Baboussia
Baboussia

Film allemand de Lidia Bobrova

Avec Nina Choubina, Anna, Ovsiannikova, Vladimir Koulakov, Serguei Anoufriev


Prix Arte Grand Prix du public au festival


Par Marina Klimoff
 
Sortie le 20-02-2004

Durée: 1h40

 

Toute sa vie, Baboussia, 80 ans, s'est dévouée aux siens. Pour ses enfants et ses petits enfants, elle était la personne la plus importante au monde. Les années ont passé. Les petits enfants ont grandi. A la mort de sa fille, Baboussia cherche refuge auprès de ses parents proches. Mais la Russie a changé et chacun trouve une bonne raison de lui fermer sa porte.

La famille a toujours été la plus grande des priorités dans la tradition russe, et cela depuis des siècles. Mais les temps changent, et tout le monde ne suit pas.  Baboussia  est vraiment un film tournant, dans le sens où il remet justement en question la place de la famille dans cette nouvelle société, cette nouvelle vie que connaissent  les russes depuis une dizaines d'années. Désormais, on n’hésite pas à fermer la porte à sa grand-mère âgée. Et tous les prétextes sont bons : un rendez vous en ville, un voyage d’affaire, un appartement trop petit… Il y a quelques années, jamais telle situation ne serait arrivée. On n'y aurait même pas pensé.

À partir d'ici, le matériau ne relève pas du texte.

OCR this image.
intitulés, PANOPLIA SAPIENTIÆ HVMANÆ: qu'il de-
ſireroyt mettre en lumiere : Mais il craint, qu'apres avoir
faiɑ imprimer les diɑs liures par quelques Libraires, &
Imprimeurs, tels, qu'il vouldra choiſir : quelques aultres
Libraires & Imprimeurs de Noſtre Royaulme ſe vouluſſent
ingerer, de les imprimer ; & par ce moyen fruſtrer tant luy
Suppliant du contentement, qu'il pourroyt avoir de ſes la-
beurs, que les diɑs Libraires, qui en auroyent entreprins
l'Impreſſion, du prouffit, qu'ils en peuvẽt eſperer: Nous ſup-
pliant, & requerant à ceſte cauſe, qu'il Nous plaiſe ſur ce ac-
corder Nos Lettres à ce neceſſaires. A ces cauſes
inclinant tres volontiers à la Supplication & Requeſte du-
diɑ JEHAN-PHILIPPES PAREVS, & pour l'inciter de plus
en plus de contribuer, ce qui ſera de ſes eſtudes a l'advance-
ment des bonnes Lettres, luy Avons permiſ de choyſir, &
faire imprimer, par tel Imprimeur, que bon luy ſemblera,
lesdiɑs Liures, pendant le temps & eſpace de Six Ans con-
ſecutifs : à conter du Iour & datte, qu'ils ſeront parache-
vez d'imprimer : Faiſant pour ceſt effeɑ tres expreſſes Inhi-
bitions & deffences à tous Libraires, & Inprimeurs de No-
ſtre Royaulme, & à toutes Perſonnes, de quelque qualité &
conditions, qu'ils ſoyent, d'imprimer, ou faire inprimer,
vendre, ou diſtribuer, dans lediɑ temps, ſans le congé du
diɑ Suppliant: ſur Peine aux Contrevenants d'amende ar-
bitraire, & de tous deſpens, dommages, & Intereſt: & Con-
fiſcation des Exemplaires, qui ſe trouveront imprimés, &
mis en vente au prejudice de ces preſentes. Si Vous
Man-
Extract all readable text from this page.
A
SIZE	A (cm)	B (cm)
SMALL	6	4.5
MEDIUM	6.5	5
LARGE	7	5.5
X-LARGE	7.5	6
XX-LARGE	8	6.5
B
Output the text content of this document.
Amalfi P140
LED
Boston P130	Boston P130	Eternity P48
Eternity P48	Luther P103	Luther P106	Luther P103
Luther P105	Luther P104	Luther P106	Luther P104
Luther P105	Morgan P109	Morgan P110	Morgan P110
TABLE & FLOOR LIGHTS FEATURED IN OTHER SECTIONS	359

L’évolution des mentalités et les changements de mode vie deviennent naturellement les sujets les plus courants dans le cinéma indépendant russe des ces dernières années. Ainsi, le Nouveau Russe  de Pavel Lounguine, et Le Retour  de Zviaguintsev, tous deux sortis l’année dernière, en sont les parfaits exemples. Dans le premier, les nouveaux russes,  voulant aller trop vite, se retrouvaient piégé par le succès et l’argent. Dans le second, un père revenait voir ses deux fils à la campagne après de longues années d’absence. Il se retrouvait alors confronté à une situation que l’on retrouve dans  Baboussia  : famille ou affaire. Il choisit la famille. Dans  Baboussia , on préfère les affaires. Et c’est en cela que ce film est un tournant. La famille n’est plus ce qu’elle était. Il est toujours bon de rappeler les deux genres de mentalités, les deux camps mis en jeu : les anciens restés à la campagne, qui ont du mal à admettre  la fin d’un communisme qui les a rongés pendant des années, et les habitants des villes, les nouveaux diplomés qui ne pensent qu’à l’argent et à la gloire, et qui prétendent grâce à cela, se trouver une place dans le monde occidental.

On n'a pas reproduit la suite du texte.